ICRA’s starting point is that the best person to describe a resource is the person who created it. The best person to decide whether a child should have access to a particular resource is the child’s parent. Ideally, no one else is involved.

Self-labelling (self description) is scaleable, open and democratic. It meets the needs of parents whilst preserving free speech rights for all users. But, ICRA, the web’s leading self-labelling organisation, faces a fundamental problem that comes back continually: how can you trust what the label says? Social networks might hold the key.

Working with IA Japan and others, ICRA has applied Semantic Web technologies to self-labelling. A method has been devised for grouping resources together that share a common description – what we call a content label [RDF-CL]. Around the time of the workshop, ICRA expects to switch over entirely from PICS to RDF as the basis for its labels.

Tools exist or are close to release that support this system specifically whilst Semantic Web tools in general can access and make use of the data in their own way.

Co-funded by the EU’s Safer Internet Programme [SIP], the QUATRO project aims to demonstrate different methods by which trust can be placed in labels and therefore show the full potential of self-labelling.

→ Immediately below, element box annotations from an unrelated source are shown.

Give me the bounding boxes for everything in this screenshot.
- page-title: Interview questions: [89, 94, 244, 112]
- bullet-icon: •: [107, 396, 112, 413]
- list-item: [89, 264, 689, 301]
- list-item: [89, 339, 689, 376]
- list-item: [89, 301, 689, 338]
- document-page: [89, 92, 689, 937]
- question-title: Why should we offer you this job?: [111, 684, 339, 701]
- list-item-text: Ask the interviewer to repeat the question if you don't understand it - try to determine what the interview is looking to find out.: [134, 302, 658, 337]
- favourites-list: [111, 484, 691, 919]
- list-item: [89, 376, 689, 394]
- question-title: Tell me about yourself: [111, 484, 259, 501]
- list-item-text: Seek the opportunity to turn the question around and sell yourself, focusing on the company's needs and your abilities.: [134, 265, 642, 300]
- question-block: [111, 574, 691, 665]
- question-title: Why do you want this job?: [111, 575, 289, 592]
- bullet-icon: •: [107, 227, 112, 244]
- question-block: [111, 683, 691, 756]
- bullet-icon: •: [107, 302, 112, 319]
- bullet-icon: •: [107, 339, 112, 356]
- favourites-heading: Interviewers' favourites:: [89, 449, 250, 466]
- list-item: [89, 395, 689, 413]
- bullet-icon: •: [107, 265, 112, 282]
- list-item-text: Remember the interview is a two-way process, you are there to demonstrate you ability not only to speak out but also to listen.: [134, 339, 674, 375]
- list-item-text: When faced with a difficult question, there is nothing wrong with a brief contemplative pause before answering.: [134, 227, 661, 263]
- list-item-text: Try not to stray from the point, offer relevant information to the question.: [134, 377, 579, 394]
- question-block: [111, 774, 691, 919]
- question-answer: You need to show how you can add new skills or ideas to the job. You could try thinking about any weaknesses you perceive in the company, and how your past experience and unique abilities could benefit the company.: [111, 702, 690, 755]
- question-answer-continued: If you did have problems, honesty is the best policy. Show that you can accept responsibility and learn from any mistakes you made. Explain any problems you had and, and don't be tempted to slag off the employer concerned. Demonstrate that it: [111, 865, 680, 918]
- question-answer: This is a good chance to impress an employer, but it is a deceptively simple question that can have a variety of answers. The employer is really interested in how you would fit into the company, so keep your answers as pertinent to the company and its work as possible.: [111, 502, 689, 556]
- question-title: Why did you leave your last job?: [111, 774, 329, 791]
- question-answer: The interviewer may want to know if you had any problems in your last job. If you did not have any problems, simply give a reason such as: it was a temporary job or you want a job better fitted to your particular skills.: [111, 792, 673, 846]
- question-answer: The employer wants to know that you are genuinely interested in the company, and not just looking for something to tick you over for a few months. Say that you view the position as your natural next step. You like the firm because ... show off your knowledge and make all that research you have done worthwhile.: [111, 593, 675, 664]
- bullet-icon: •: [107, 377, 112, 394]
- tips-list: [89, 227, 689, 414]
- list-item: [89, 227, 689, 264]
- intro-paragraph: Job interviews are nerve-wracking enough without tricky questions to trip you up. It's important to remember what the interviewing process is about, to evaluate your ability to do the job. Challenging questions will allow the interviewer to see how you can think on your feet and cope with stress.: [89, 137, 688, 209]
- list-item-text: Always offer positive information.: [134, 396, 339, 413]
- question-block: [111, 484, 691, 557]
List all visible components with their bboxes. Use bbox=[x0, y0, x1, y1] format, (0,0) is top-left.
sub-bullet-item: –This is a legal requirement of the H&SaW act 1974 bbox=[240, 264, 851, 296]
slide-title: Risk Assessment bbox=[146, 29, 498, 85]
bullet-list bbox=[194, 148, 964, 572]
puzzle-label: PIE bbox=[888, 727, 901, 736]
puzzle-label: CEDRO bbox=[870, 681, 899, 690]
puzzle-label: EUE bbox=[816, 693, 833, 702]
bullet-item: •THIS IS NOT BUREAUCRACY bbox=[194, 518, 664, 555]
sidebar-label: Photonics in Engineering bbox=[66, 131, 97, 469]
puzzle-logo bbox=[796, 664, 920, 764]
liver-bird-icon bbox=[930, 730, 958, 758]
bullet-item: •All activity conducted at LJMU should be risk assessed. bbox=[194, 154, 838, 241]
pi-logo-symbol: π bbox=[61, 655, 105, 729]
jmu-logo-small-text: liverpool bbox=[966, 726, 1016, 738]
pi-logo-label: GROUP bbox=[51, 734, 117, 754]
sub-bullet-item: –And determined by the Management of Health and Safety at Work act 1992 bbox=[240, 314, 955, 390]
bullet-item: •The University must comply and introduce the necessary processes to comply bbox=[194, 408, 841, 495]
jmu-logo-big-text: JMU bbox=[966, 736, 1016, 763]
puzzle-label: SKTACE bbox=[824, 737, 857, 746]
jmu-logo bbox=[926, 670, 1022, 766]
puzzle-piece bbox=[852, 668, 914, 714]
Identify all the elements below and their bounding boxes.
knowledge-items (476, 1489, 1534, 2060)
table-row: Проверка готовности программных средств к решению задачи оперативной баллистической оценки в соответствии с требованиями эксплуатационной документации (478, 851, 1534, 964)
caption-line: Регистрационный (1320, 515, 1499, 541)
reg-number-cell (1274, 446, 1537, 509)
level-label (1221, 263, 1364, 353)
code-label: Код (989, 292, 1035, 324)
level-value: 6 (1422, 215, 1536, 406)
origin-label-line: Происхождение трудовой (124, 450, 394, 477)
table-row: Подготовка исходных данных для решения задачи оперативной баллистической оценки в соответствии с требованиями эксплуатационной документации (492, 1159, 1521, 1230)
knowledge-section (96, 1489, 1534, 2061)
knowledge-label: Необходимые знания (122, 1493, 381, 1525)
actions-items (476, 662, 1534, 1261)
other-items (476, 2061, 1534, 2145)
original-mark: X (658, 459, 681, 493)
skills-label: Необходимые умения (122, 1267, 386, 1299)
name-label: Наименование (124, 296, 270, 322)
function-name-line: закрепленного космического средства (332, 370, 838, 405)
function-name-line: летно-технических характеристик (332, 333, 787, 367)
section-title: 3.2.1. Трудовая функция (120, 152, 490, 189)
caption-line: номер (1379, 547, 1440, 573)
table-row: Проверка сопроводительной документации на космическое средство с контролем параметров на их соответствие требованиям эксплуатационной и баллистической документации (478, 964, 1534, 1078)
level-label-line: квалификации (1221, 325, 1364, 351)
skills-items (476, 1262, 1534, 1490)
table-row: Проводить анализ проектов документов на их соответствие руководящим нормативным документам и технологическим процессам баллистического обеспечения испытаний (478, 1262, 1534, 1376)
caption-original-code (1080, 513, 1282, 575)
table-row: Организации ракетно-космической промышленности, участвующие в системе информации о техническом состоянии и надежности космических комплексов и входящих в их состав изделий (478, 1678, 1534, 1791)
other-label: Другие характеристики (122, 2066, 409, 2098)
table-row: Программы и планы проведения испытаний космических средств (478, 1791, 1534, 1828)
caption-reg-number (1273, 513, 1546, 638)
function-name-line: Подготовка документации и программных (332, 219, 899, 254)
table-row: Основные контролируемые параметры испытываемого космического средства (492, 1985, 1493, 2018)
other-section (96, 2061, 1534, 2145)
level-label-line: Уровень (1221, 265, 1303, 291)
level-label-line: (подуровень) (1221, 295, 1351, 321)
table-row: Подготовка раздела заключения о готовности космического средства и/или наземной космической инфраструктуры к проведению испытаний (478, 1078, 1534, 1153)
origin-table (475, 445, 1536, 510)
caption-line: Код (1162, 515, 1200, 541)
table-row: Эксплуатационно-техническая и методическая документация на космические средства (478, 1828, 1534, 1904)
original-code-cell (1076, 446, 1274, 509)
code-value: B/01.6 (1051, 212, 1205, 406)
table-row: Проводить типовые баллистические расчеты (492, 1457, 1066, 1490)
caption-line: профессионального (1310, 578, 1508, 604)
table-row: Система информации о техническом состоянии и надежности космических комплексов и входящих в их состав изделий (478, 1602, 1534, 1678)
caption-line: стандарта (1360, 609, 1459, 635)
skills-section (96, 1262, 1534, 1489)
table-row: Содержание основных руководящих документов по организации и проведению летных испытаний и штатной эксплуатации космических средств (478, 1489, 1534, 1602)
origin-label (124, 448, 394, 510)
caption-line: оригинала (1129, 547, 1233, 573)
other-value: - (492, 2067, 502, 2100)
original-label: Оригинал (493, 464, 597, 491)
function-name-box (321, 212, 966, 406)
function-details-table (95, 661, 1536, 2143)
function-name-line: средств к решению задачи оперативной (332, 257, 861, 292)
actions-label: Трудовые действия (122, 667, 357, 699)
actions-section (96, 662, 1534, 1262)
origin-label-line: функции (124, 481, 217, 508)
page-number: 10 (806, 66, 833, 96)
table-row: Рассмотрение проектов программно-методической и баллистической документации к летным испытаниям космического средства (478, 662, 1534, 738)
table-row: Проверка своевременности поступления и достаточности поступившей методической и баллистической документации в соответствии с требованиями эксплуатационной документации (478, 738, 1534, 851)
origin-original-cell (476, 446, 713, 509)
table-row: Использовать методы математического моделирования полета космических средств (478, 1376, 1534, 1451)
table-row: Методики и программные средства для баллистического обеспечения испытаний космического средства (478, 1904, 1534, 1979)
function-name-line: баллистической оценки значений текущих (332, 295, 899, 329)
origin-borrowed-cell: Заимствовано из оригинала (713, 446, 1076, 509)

The methods under consideration are content-centred, such as:

  • An online database of websites that have been reviewed and their labels found to be accurate
  • Automated content analysis that can give a probabilistic assessment of the likely accuracy of a label
  • Online tools that can validate that certain structural criteria have been met (such as the W3C’s validator tools).

But these methods all rely on a small number of people and/or machines “reviewing” a lot of resources. This immediately raises two issues:

  • long-term scalability
  • whether or not trust can be placed in the system that adds trust.

Linking self-labelling to social networks has the potential to overcome both of these.

The Semantic Web offers the prospect of trusted networks based on shared bookmarks and annotations. A user who’s client is able to detect that 4 of their friends have a website in their bookmarks is likely to trust the content provider’s own label. Similarly, an online database of annotations or a recommender system that takes input from many users can itself add weight to a self-declared description, even if the recommenders are anonymous.

For this reason, ICRA is keen to see the widespread development and deployment of Semantic Web tools.

It is hoped that the workshop will provide some details of how this might actually work in practice so that ICRA can be more effective in promoting self-labelling within the Semantic Web in general and social filtering in particular.